Em um estudo transversal de japoneses com idades entre 20 e 75 anos, os hábitos de jantar tarde da noite foram associados a um maior risco de síndrome metabólica. Em outro estudo transversal de adultos coreanos com 19 anos ou mais (estudo KNHANES), comer à noite (≥25% do total de energia) foi associado a uma frequência maior de síndrome metabólica entre os homens.
Finalmente, em um estudo prospectivo com adultos japoneses com idades entre 40-54 anos, uma associação positiva entre jantar imediatamente antes de ir para a cama e o risco de síndrome metabólica não atingiu significância estatística, no entanto, as mulheres que tinham o hábito de comer um pouco antes de ir para a cama e lanchar depois do jantar tiveram um risco aumentado para síndrome metabólica.

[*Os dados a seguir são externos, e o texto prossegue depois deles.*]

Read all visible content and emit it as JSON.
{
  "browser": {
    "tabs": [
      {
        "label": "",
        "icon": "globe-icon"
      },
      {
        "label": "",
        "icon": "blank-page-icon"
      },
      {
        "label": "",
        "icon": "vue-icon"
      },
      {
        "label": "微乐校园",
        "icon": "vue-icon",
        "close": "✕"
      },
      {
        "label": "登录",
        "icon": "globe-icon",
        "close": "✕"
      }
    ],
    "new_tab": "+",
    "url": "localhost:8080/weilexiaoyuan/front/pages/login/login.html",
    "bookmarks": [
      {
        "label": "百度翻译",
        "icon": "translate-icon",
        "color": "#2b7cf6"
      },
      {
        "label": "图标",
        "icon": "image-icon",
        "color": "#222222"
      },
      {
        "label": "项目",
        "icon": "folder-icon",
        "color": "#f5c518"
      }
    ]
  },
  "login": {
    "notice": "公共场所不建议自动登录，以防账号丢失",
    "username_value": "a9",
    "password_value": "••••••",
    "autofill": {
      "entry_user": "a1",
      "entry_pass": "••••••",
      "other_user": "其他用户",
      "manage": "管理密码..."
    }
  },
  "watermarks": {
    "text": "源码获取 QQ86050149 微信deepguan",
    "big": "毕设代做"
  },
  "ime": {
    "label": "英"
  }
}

Os resultados encontrados estão de acordo com o conhecimento atual da cronobiologia nutricional, bem como com achados anteriores em estudos observacionais. No entanto, as diferentes formas de avaliar o tempo de alimentação em relação à síndrome metabólica, que depende principalmente da disponibilidade de dados, tornam os estudos difíceis de comparação.

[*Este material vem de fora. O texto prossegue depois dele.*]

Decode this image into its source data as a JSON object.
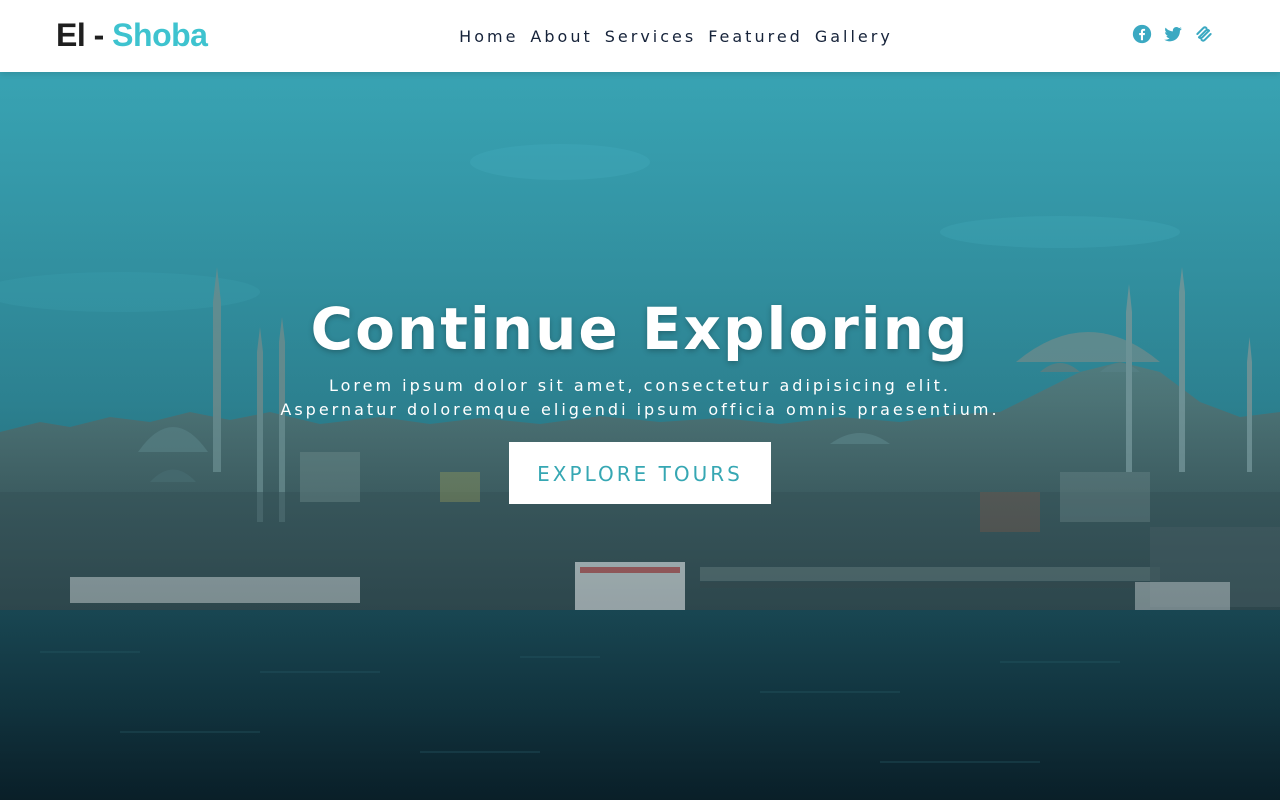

Essas descobertas sugerem que uma redução na ingestão de energia no jantar pode ser potencialmente útil na prevenção de síndrome metabólica, porém, a eficácia dessa estratégia deve ser comprovada em futuros ensaios clínicos com diferentes populações.
Referências:
1- Albrecht, U. Timing to Perfection: The Biology of Central and Peripheral Circadian Clocks. Neuron 2012, 74, 246–260;
2- Flanagan, A.; Bechtold, D.A.; Pot, G.K.; Johnston, J.D. Chrono-nutrition: From molecular and neuronal mechanisms to human epidemiology and timed feeding patterns. J. Neurochem. 2021, 157, 53–72;
3- Lopez-Minguez, J.; Gómez-Abellán, P.; Garaulet, M. Timing of Breakfast, Lunch, and Dinner. Effects on Obesity and Metabolic Risk. Nutrients 2019, 11, 2624;
4- Kutsuma, A.; Nakajima, K.; Suwa, K. Potential Association between Breakfast Skipping and Concomitant Late-Night-Dinner Eating with Metabolic Syndrome and Proteinuria in the Japanese Population. Scientifica 2014, 2014, 253581;
5- Ha, K.; Song, Y. Associations of meal timing and frequency with obesity and metabolic syndrome among Korean adults. Nutrients 2019, 11, 2437;
6- Yoshida, J.; Eguchi, E.; Nagaoka, K.; Ito, T.; Ogino, K. Association of night eating habits with metabolic syndrome and its components: A longitudinal study. BMC Public Health 2018, 18, 1366;
7- Hermenegildo-López, Y.; Donat-Vargas, C.; Sandoval-Insausti, H.; Moreno-Franco, B.; Rodríguez-Ayala, M.; Rey-García, J.; Banegas, J.R.; Rodríguez-Artalejo, F.; Guallar-Castillón, P. A Higher Intake of Energy at Dinner Is Associated with Incident Metabolic Syndrome: A Prospective Cohort Study in Older Adults. Nutrients 2021, 13, 3035.